Tina's #randomwritingtweet #4 - Keep Characters In Check
The door opened. His ex stood in the doorway, arms crossed, and he jumped to his feet. "You make me want to barf."
So, there may not be anything wrong with the sentence above...if this sounds like something your guy would say.
Fiction writing can be easier than real life. You can make up worlds, people, events, dictate what people will do and how they will react, or can you? The answer is: to a point.
In writing fiction, you are at liberty to create a character, give them a dialect, a personality, a look, a history, and a purpose, but once you have done so, you cannot deviate from your creation all willy-nilly.
If you character is calm, uses words sparingly, and only uses pretentious language when he does use words, then follow through--whatever he is faced with. You may have witnessed a scene in your real life, and you might be compelled to immortalize the scene in your book, but this isn't your diary, this isn't your moment; it is your character's moment and you have to stay true to the personality you created.

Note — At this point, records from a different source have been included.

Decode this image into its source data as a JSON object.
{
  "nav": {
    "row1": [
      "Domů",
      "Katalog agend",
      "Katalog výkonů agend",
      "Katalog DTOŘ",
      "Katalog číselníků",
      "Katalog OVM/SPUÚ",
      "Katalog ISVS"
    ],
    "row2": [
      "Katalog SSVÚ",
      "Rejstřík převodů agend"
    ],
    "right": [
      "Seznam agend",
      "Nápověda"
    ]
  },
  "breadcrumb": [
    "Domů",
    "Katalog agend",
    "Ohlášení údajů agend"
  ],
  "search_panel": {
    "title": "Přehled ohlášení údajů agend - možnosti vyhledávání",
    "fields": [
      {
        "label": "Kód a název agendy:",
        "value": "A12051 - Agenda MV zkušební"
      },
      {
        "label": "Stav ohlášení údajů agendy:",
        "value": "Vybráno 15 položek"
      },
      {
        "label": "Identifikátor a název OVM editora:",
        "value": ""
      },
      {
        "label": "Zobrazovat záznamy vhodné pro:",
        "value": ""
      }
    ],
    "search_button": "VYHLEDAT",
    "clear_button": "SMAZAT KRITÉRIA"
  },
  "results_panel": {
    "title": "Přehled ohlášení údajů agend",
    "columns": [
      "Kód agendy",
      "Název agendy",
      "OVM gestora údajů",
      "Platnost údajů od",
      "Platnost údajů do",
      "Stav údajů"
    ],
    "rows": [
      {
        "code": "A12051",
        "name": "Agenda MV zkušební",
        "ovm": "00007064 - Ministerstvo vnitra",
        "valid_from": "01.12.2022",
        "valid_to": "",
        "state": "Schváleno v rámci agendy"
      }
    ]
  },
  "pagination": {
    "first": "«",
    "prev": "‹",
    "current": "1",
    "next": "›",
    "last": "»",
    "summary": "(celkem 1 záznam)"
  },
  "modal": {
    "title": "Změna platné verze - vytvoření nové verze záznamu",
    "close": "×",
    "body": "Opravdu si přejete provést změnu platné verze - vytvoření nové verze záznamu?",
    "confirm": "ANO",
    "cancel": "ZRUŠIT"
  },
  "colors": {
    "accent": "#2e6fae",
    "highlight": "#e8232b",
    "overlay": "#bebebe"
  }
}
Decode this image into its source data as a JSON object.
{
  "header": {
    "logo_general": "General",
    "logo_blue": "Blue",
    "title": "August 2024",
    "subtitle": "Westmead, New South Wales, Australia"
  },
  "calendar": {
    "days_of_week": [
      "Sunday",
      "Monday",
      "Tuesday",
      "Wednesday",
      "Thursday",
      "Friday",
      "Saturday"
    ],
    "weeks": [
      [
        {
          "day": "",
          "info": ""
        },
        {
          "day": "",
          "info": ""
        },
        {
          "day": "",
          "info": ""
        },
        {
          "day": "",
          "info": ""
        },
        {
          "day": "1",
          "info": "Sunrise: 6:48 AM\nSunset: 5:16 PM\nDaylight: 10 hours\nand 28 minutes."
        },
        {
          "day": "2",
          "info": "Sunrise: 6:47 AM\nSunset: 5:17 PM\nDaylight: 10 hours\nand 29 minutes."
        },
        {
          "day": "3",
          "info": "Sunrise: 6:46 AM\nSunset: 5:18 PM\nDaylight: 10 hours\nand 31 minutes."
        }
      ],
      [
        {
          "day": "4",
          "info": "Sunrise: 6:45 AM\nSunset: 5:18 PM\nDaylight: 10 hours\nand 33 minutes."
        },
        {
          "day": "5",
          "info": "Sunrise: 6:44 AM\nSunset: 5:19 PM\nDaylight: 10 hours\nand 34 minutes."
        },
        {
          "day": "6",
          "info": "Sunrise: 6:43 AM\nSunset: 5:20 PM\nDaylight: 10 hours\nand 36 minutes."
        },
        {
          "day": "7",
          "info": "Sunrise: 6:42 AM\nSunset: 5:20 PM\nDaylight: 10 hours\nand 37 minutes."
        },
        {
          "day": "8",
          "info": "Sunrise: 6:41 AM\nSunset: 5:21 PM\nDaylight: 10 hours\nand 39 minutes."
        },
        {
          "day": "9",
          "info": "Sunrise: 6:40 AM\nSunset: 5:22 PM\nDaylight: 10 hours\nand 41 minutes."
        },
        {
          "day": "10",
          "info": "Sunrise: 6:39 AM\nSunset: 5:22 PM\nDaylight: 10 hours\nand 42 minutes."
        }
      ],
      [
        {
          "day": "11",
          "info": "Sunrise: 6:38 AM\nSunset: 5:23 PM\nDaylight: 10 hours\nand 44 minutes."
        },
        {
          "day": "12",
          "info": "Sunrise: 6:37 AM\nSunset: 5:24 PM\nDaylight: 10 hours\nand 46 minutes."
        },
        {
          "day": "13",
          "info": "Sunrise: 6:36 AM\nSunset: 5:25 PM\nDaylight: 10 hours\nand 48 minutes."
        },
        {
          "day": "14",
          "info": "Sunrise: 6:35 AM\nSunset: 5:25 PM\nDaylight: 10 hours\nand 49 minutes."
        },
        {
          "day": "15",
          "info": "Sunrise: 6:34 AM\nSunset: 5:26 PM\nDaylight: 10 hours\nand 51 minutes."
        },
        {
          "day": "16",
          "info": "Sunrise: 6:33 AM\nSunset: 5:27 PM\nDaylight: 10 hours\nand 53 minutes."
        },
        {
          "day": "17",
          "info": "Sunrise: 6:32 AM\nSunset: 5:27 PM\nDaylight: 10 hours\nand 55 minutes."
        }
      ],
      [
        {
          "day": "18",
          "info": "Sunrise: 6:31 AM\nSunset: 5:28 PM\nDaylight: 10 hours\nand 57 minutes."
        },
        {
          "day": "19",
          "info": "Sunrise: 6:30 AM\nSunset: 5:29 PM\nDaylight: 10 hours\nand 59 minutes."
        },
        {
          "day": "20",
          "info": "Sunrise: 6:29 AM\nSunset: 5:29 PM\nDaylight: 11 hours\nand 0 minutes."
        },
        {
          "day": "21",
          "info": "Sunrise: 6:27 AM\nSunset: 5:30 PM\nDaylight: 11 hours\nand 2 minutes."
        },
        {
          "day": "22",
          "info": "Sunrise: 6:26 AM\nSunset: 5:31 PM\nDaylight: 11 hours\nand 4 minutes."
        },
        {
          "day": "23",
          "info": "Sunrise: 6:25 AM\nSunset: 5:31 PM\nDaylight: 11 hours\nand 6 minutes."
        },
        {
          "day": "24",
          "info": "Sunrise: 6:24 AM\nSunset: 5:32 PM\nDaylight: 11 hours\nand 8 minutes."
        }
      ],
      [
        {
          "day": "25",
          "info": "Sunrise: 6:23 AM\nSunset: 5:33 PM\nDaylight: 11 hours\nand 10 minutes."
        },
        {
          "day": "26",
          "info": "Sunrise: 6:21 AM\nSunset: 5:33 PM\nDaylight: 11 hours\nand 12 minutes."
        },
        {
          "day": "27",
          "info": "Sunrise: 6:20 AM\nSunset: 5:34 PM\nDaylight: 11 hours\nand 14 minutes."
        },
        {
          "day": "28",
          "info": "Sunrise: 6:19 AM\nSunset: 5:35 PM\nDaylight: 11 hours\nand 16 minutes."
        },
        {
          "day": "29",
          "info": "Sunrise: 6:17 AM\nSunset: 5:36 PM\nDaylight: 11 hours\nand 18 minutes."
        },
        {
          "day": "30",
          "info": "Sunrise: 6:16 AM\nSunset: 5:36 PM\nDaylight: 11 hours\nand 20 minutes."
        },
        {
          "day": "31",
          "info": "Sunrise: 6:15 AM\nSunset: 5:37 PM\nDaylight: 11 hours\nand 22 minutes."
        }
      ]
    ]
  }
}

With that said, there are times when you can legitimately let your character act "out of character". This, can be a smart, skillful, tool used by the author. There might be a time where your character might say or do something completely out of character--for impact. The character might have "had it", he might be at a turning point, or he might be out to rattle another character--making his reaction a tool of the character AND a tool of the author.
When writing, always ask yourself: is this something I would say, or does it just seem like a cool reaction, or would this character actually do/say this? Make sure you're staying true to your character, unless it is, as mentioned above, a deliberate decision on both your character's and your part for some purposeful effect.